The disadvantages are many, and I think they out-weigh the advantages:
Capital is scarce, especially after the seed stage. This means startups either have to focus on profit which limits their ability to execute a grander vision or they need to move to the US which wastes a lot of time and resources.
There is limited access to customers, partners, mentors and advisors. Most of the startup innovation happens in the US and its users prefer to deal with local companies.
The environment in Europe is not as supportive in terms of events, media coverage, and even social acceptance. In many countries founders are viewed with a bit of suspicion, and failure frequently means the end to one’s credibility.
AO- What advice would you give to aspiring data scientists
CM-Use open-source. R, Julia, Octave and the others are seeing a level of innovation that the commercial solutions just cannot match. They are very flexible and versatile, and if you need something specific, you should learn some Python and do it yourself.
Keep things reproducible, or at some point you will get lost. This includes a version control system.
Be active in the community. While books are great, sharing and seeking advice will improve your skills much faster.
Focus more on “why” you do something and “what” you want to achieve. Only then get technical about “how” you want to do it. Use a good IDE that facilitates your work and allows you to do the simple things fast. You know, like StatAce :)
AO- Describe your career journey from Student to CEO
CM-During my bachelor studies I worked as a software developer and customer intelligence analyst. This gave me a lot of perspective on software and data.

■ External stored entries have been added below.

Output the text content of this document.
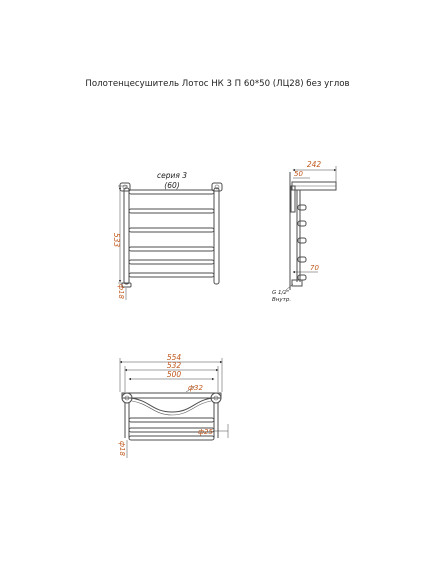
Полотенцесушитель Лотос НК 3 П 60*50 (ЛЦ28) без углов
533
серия 3
(60)
ф18
242
50
70
G 1/2"
Внутр.
554
532
500
ф32
ф25
ф18
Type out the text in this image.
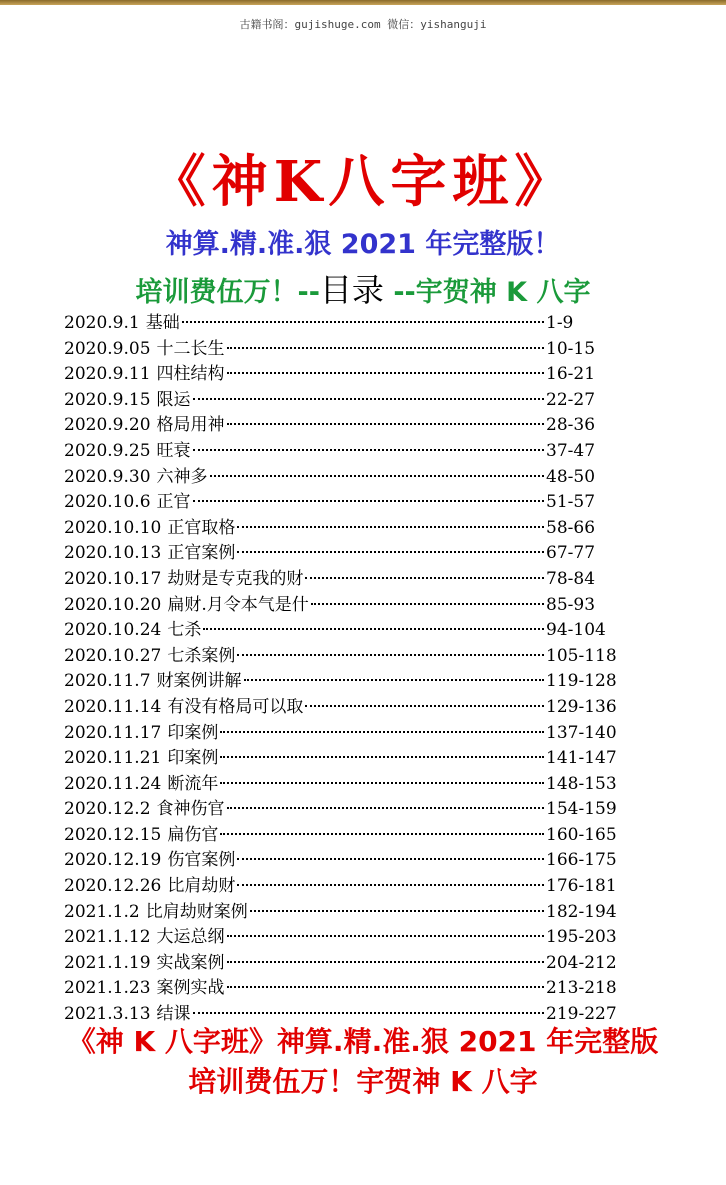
古籍书阁：gujishuge.com 微信：yishanguji
《神K八字班》
神算.精.准.狠 2021 年完整版！
培训费伍万！--目录 --宇贺神 K 八字
2020.9.1 基础	1-9
2020.9.05 十二长生	10-15
2020.9.11 四柱结构	16-21
2020.9.15 限运	22-27
2020.9.20 格局用神	28-36
2020.9.25 旺衰	37-47
2020.9.30 六神多	48-50
2020.10.6 正官	51-57
2020.10.10 正官取格	58-66
2020.10.13 正官案例	67-77
2020.10.17 劫财是专克我的财	78-84
2020.10.20 扁财.月令本气是什	85-93
2020.10.24 七杀	94-104
2020.10.27 七杀案例	105-118
2020.11.7 财案例讲解	119-128
2020.11.14 有没有格局可以取	129-136
2020.11.17 印案例	137-140
2020.11.21 印案例	141-147
2020.11.24 断流年	148-153
2020.12.2 食神伤官	154-159
2020.12.15 扁伤官	160-165
2020.12.19 伤官案例	166-175
2020.12.26 比肩劫财	176-181
2021.1.2 比肩劫财案例	182-194
2021.1.12 大运总纲	195-203
2021.1.19 实战案例	204-212
2021.1.23 案例实战	213-218
2021.3.13 结课	219-227
《神 K 八字班》神算.精.准.狠 2021 年完整版
培训费伍万！宇贺神 K 八字
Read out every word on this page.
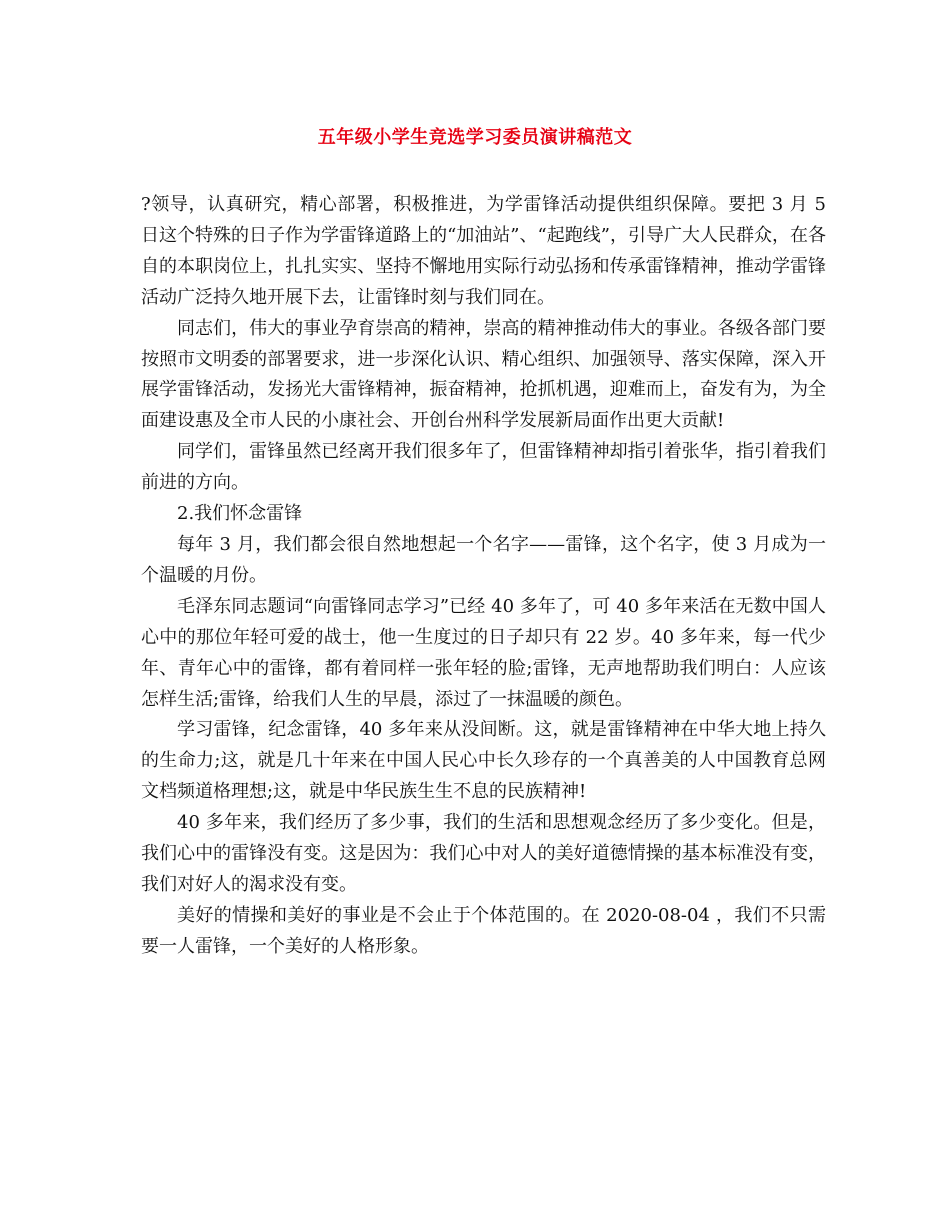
五年级小学生竞选学习委员演讲稿范文

?领导，认真研究，精心部署，积极推进，为学雷锋活动提供组织保障。要把 3 月 5 日这个特殊的日子作为学雷锋道路上的“加油站”、“起跑线”，引导广大人民群众，在各自的本职岗位上，扎扎实实、坚持不懈地用实际行动弘扬和传承雷锋精神，推动学雷锋活动广泛持久地开展下去，让雷锋时刻与我们同在。

同志们，伟大的事业孕育崇高的精神，崇高的精神推动伟大的事业。各级各部门要按照市文明委的部署要求，进一步深化认识、精心组织、加强领导、落实保障，深入开展学雷锋活动，发扬光大雷锋精神，振奋精神，抢抓机遇，迎难而上，奋发有为，为全面建设惠及全市人民的小康社会、开创台州科学发展新局面作出更大贡献!

同学们，雷锋虽然已经离开我们很多年了，但雷锋精神却指引着张华，指引着我们前进的方向。

2.我们怀念雷锋

每年 3 月，我们都会很自然地想起一个名字——雷锋，这个名字，使 3 月成为一个温暖的月份。

毛泽东同志题词“向雷锋同志学习”已经 40 多年了，可 40 多年来活在无数中国人心中的那位年轻可爱的战士，他一生度过的日子却只有 22 岁。40 多年来，每一代少年、青年心中的雷锋，都有着同样一张年轻的脸;雷锋，无声地帮助我们明白：人应该怎样生活;雷锋，给我们人生的早晨，添过了一抹温暖的颜色。

学习雷锋，纪念雷锋，40 多年来从没间断。这，就是雷锋精神在中华大地上持久的生命力;这，就是几十年来在中国人民心中长久珍存的一个真善美的人中国教育总网文档频道格理想;这，就是中华民族生生不息的民族精神!

40 多年来，我们经历了多少事，我们的生活和思想观念经历了多少变化。但是，我们心中的雷锋没有变。这是因为：我们心中对人的美好道德情操的基本标准没有变，我们对好人的渴求没有变。

美好的情操和美好的事业是不会止于个体范围的。在 2020-08-04 ，我们不只需要一人雷锋，一个美好的人格形象。
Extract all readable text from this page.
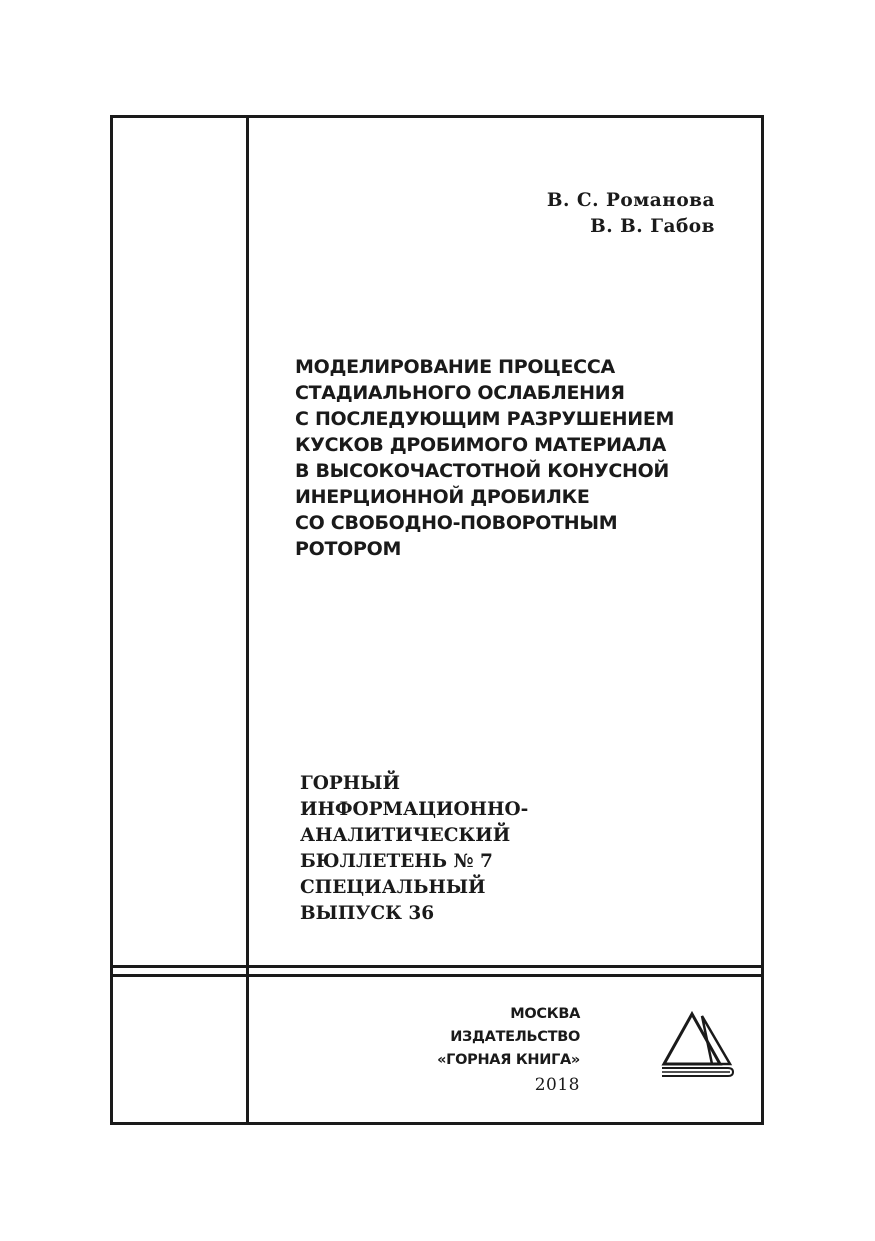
В. С. Романова
В. В. Габов
МОДЕЛИРОВАНИЕ ПРОЦЕССА
СТАДИАЛЬНОГО ОСЛАБЛЕНИЯ
С ПОСЛЕДУЮЩИМ РАЗРУШЕНИЕМ
КУСКОВ ДРОБИМОГО МАТЕРИАЛА
В ВЫСОКОЧАСТОТНОЙ КОНУСНОЙ
ИНЕРЦИОННОЙ ДРОБИЛКЕ
СО СВОБОДНО-ПОВОРОТНЫМ
РОТОРОМ
ГОРНЫЙ
ИНФОРМАЦИОННО-
АНАЛИТИЧЕСКИЙ
БЮЛЛЕТЕНЬ № 7
СПЕЦИАЛЬНЫЙ
ВЫПУСК 36
МОСКВА
ИЗДАТЕЛЬСТВО
«ГОРНАЯ КНИГА»
2018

After graduating I got a job where I coordinated processes and led projects. This is where I discovered the importance of listening to customers, planning well in advance, and having good data to base decisions on.
In my master studies, it was my statistics-heavy thesis that made me think “why is there not a place where I can easily use the power of R on a machine with a lot of RAM?” This is when the idea for StatAce was born.
Bulgarian StatAce is the winner of betapitch | global, which was held in Berlin on 6 July (read more about it here). The team, driven by the lack of software for low, student budgets, came up with the idea of building “Google docs for professional statisticians” and eventually took home the first prize of the startup competition.